Reconhecido pela sua relevância arquitectónica e patrimonial, o palacete de Vila Flor também se destaca pela sua ligação à História de Guimarães.


No início, de Julho de 1836, chegaram até aqui os ecos das salvas de artilharia que saudavam a entrada na cidade do Porto do príncipe D. Fernando, consorte de D. Maria II, que, chegando de Lisboa num barco a vapor, vinha visitar diversas cidades do Norte, entre as quais Guimarães. Por essa ocasião, a Câmara de Guimarães, enquanto mandava iluminar a vila e engalaná-la com arcos festivos, pediu a Nicolau de Arrochela a Casa do Cavalinho, de que então proprietário, para servir de aposento do Príncipe. Era a estreia de Vila Flor no acolhimento de grandes acontecimentos.


Um dos momentos mais marcantes da história deste edifício remete-nos para meados de Maio de 1852, quando alojou D. Maria II e a Casa Real portuguesa, durante a celebrada visita que realizou a Guimarães. A estadia da comitiva régia teria efeitos importantes para Guimarães, que não tardou em ser elevada a cidade, e para o senhor de Vila Flor, que foi feito Conde de Arrochela pela rainha, querendo perpetuar a memória da honra que lhe fez de a hospedar em sua casa (de Guimarães) por ocasião da sua visita às províncias do Norte. Em meados de 1884, o palacete de Vila Flor foi palco de uma iniciativa da Sociedade Martins Sarmento, dinamizada por Alberto Sampaio, que deixou marcas profundas na Guimarães do último quartel de oitocentos, contribuindo para a renovação económica e cultural de Guimarães: a Exposição Industrial de Guimarães, a primeira do género organizada em Portugal a nível concelhio.

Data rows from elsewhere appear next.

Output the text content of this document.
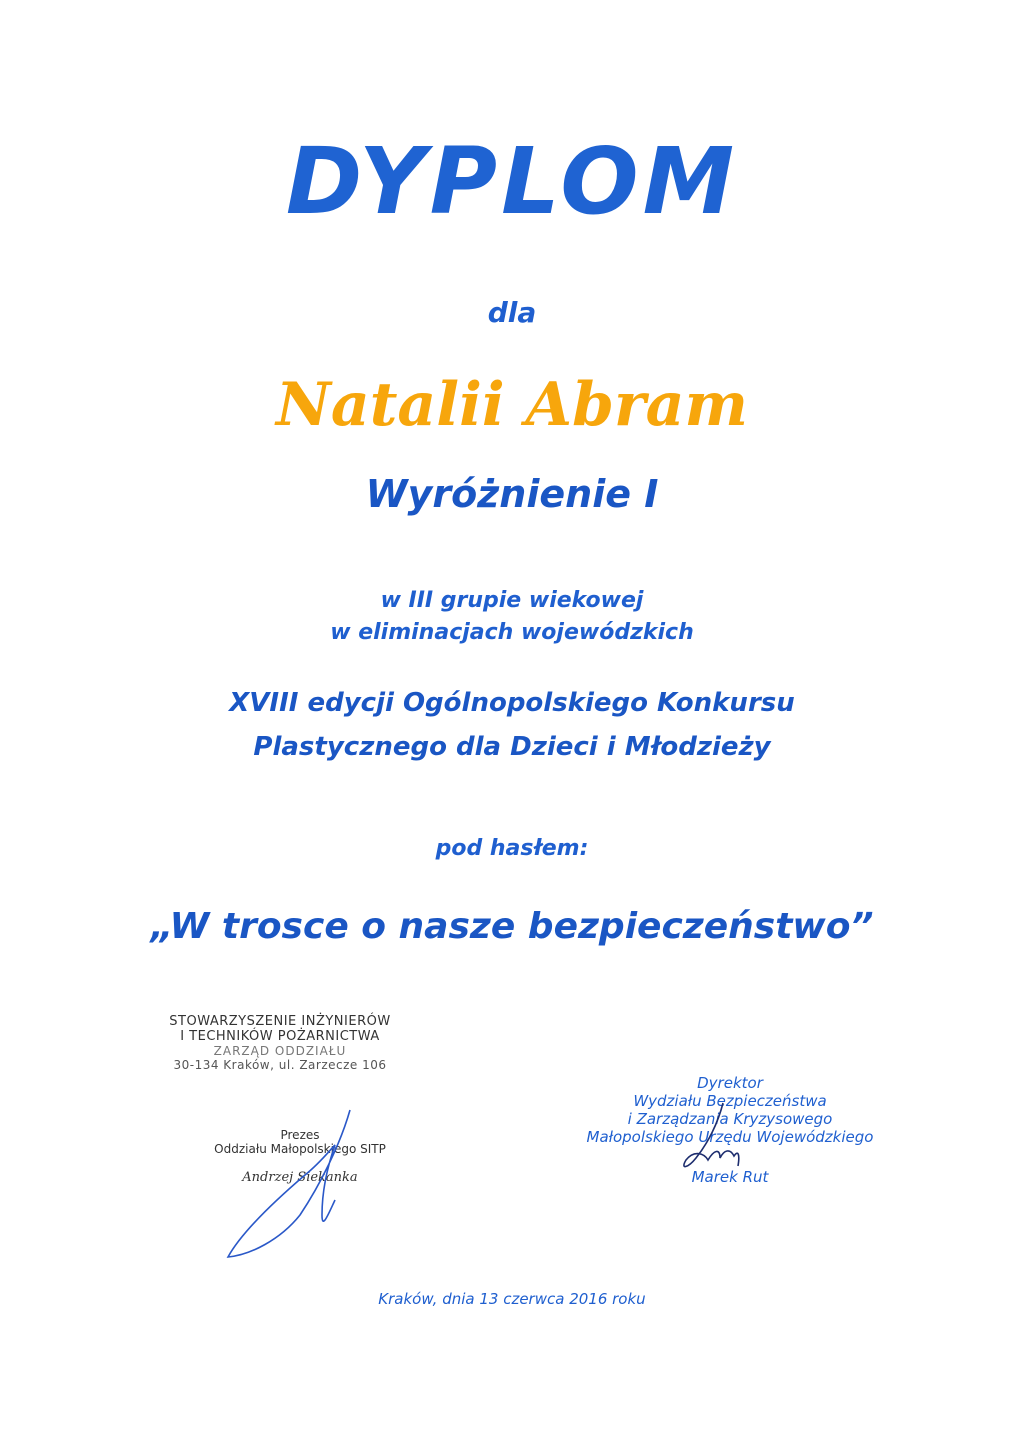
DYPLOM
dla
Natalii Abram
Wyróżnienie I
w III grupie wiekowej
w eliminacjach wojewódzkich
XVIII edycji Ogólnopolskiego Konkursu
Plastycznego dla Dzieci i Młodzieży
pod hasłem:
„W trosce o nasze bezpieczeństwo”
STOWARZYSZENIE INŻYNIERÓW
I TECHNIKÓW POŻARNICTWA
ZARZĄD ODDZIAŁU
30-134 Kraków, ul. Zarzecze 106
Prezes
Oddziału Małopolskiego SITP
Andrzej Siekanka
Dyrektor
Wydziału Bezpieczeństwa
i Zarządzania Kryzysowego
Małopolskiego Urzędu Wojewódzkiego
Marek Rut
Kraków, dnia 13 czerwca 2016 roku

No início do século XX, o palácio e os jardins de Vila Flor foram adquiridos por Bernardino Jordão, cujo nome está ligado à introdução da electricidade no Concelho de Guimarães. O edifício iniciado por Tadeu Camões foi então concluído, com a construção da parte voltada a poente do seu piso superior. Foi ali, em frente ao portal do jardim, que, no último dia de Outubro de 1909, se inaugurou a iluminação eléctrica de Guimarães. Em 1976, Palácio de Vila Flor passaria, por compra, para a posse do Município. Estava-lhe destinada a missão, que cumpriu, de acolher o Pólo de Guimarães da Universidade do Minho. Espaço nobre de Guimarães, onde se receberam reis, príncipes e ministros, e por onde, no passado, se cruzaram os caminhos de Guimarães para a modernidade, a Casa do Cavalinho acolhe agora o Centro Cultural de Vila Flor, um notável espaço contemporâneo de fruição pública, readquirindo uma missão que bem conhece, a de sala de visitas de Guimarães.